In ihrem Vortrag „Die Priorisierung im Gesundheitswesen – moraltheologisch geboten?“ verdeutlichte Professorin Dr. theol. Kerstin Schlögl-­Flierl von der Katholisch-­Theologischen Fakultät der Universität Augsburg, dass die Sorge um die Gesundheit Ausdruck der Achtung der Würde des Menschen sei. Sie kennzeichnete die „Triage“ – die „Auswahl“ oder „Sichtung“ über die Dringlichkeit und Reihenfolge der Behandlung von Patienten, sodass alle die bestmögliche Versorgung erhalten – als „Krisen­instrument der Priorisierung“, sie sei eine „Rationierung in einer Ausnahmesituation“, verfolge primär das Ziel, Hilfe möglichst auf diejenigen zu konzentrieren, bei denen die Hilfe am besten hilft – Ziel einer „Triage“ solle sein, möglichst viele Menschenleben zu retten und die Todesfälle zu reduzieren.
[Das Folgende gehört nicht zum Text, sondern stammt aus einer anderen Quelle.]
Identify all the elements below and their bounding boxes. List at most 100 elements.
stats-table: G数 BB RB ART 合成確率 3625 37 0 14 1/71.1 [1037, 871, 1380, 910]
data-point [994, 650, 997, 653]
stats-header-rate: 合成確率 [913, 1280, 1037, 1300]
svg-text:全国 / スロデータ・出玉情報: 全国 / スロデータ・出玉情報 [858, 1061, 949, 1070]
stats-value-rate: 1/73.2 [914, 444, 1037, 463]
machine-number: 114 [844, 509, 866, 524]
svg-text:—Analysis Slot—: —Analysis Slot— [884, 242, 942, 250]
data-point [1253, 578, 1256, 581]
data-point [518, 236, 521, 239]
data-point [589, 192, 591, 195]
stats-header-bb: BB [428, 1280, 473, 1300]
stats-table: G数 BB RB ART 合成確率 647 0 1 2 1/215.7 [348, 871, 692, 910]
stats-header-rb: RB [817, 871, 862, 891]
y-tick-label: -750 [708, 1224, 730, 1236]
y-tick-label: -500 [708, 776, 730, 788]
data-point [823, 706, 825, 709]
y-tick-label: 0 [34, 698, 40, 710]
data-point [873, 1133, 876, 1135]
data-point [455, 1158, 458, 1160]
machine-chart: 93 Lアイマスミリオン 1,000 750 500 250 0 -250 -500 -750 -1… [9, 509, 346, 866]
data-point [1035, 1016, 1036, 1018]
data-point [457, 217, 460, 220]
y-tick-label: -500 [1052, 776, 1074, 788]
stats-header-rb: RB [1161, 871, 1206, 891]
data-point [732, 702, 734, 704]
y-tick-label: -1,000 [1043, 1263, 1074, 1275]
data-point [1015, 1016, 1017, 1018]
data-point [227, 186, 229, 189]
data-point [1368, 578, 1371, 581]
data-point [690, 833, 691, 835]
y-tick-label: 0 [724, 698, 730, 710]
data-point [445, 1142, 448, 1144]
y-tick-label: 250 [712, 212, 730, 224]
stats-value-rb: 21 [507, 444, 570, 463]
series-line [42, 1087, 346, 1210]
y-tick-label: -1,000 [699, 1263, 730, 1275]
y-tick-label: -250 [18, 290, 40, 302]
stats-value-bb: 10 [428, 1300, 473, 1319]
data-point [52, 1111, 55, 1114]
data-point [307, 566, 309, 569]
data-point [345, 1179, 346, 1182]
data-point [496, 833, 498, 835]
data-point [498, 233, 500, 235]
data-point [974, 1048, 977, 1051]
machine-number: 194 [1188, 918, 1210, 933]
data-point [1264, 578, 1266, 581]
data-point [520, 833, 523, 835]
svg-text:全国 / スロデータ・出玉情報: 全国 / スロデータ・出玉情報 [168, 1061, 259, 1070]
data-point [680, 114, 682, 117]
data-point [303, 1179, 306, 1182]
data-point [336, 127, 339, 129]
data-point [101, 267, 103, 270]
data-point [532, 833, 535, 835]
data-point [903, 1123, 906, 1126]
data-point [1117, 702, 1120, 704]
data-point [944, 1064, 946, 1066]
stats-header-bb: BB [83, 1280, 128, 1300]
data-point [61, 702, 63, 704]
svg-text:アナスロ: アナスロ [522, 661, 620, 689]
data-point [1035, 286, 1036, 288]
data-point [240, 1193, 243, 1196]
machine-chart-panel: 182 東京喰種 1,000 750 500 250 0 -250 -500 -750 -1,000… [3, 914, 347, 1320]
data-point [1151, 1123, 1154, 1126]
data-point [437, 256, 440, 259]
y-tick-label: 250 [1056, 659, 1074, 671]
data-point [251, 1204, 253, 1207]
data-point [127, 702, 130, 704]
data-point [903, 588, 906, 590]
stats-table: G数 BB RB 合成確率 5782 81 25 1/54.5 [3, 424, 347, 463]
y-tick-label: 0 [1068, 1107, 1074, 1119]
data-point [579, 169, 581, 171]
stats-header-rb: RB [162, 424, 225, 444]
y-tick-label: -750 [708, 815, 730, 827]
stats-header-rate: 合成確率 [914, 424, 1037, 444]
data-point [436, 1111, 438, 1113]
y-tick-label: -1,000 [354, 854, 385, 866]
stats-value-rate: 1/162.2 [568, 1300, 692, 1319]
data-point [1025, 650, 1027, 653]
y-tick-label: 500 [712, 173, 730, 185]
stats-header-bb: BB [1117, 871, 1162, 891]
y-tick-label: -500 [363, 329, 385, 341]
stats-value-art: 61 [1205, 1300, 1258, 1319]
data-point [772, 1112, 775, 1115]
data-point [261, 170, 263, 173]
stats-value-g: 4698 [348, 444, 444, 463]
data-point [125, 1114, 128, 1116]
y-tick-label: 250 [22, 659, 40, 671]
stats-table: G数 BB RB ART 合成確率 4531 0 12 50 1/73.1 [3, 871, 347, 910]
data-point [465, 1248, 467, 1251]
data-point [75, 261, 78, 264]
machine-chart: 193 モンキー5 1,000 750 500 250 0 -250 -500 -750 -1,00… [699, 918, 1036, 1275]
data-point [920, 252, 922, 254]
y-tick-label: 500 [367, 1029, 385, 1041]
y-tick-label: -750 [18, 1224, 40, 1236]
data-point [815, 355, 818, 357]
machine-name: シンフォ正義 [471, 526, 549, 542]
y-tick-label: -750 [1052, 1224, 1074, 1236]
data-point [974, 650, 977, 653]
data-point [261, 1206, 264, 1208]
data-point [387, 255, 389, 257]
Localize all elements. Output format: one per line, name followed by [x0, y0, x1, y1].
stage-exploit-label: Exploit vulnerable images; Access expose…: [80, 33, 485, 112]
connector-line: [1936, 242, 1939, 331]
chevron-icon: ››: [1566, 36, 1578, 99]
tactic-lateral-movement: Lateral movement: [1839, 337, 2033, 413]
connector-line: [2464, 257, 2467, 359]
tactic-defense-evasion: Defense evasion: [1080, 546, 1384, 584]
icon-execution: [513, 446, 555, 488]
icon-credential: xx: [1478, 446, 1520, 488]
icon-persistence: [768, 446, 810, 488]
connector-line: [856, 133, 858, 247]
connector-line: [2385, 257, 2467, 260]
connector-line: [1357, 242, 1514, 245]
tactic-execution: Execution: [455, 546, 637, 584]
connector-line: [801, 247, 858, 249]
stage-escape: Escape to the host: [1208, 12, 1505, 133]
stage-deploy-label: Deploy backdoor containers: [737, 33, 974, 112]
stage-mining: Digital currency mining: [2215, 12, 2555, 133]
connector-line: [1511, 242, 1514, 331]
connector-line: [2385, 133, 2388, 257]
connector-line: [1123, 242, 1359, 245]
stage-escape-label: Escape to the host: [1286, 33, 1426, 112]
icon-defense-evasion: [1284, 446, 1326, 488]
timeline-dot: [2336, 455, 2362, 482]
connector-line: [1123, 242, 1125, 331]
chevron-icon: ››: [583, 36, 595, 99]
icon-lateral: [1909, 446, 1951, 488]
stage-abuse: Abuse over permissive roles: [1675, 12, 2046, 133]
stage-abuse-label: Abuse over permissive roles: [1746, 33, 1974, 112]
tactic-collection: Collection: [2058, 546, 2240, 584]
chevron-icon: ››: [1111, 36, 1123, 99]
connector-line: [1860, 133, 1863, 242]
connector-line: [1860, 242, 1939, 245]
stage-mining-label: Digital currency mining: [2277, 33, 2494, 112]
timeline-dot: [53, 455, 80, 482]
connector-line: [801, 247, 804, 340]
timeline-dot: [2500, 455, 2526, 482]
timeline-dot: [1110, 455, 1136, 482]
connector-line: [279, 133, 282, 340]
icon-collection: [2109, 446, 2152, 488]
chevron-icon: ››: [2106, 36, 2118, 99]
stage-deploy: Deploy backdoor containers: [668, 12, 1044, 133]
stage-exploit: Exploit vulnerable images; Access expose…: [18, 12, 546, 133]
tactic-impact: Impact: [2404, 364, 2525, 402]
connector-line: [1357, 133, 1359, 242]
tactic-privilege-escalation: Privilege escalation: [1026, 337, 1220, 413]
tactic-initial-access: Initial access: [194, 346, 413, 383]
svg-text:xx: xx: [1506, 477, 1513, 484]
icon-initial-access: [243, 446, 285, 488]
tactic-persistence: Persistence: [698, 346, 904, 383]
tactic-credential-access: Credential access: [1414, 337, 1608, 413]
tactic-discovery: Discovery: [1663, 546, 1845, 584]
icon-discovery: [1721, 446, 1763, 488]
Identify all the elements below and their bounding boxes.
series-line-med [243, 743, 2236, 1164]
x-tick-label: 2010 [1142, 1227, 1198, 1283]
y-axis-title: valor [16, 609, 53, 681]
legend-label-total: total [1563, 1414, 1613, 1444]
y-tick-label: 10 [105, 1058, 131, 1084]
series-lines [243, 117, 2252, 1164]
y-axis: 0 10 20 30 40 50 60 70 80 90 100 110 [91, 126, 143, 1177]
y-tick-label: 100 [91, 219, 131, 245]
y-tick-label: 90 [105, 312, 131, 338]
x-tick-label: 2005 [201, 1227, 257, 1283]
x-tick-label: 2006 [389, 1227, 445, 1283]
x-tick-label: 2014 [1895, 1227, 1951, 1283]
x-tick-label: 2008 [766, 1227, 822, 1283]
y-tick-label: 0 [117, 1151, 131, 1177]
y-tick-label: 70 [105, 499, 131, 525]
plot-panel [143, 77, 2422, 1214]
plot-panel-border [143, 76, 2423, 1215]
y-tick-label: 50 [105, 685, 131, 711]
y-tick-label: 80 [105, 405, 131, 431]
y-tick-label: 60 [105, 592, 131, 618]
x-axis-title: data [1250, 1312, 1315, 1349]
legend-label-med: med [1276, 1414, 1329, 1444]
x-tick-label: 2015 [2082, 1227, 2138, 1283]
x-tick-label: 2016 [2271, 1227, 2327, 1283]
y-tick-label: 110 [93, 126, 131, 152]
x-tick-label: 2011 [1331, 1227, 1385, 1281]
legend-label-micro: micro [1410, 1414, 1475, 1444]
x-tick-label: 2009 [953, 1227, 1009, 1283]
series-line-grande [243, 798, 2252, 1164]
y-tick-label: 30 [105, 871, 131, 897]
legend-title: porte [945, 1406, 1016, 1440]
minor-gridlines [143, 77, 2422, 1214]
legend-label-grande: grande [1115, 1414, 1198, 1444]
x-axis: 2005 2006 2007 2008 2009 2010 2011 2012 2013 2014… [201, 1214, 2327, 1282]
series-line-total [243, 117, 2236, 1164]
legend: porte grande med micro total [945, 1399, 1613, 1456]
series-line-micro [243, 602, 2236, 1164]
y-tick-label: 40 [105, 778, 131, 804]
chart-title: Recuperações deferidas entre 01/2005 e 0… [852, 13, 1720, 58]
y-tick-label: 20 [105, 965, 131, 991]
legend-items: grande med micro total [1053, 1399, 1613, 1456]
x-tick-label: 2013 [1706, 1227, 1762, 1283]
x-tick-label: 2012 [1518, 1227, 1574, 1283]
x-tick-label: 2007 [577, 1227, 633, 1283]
Gesundheit: Soziales Fundament der Demokratie

Das Thema „Gesundheit als soziales Fundament der Demokratie“ beleuchtete Professor Dr. Dr. med. habil. Dr. phil. Dr. theol. h. c. Eckhard Nagel. Der Geschäftsführende Direktor des Instituts für Medizinmanagement und Gesundheitswissenschaften der Universität Bayreuth stellte „Gesundheit“ als ein transzendentales und konditionales „Gut“ vor, das – ebenso wie Freiheit, Frieden und Gerechtigkeit – die Bedingung der Möglichkeit der Realisierung aller anderen Güter sei. Grundprinzipien des deutschen ­Gesundheitswesens seien Solidarität und Subsidiarität, durch Artikel 2 des Grundgesetzes sei geregelt, dass „jeder“ das Recht auf Leben und körperliche Unversehrtheit habe.

Der Ärztetag im Erzbistum Paderborn ist ein interdisziplinäres Forum, um aktuelle oder grundsätzliche Fragen aus dem Bereich der medizinischen Ethik im Horizont des christlichen Menschenbildes zu reflektieren. „Die Kirche von Paderborn stellt sich damit ihrer pastoralen und sozial­ethischen Verantwortung, sich am Dialog der Wissenschaften und der gesellschaftlichen Leitbilder zum Wohle des Menschen zu beteiligen“, heißt es dazu vonseiten des Erzbistums.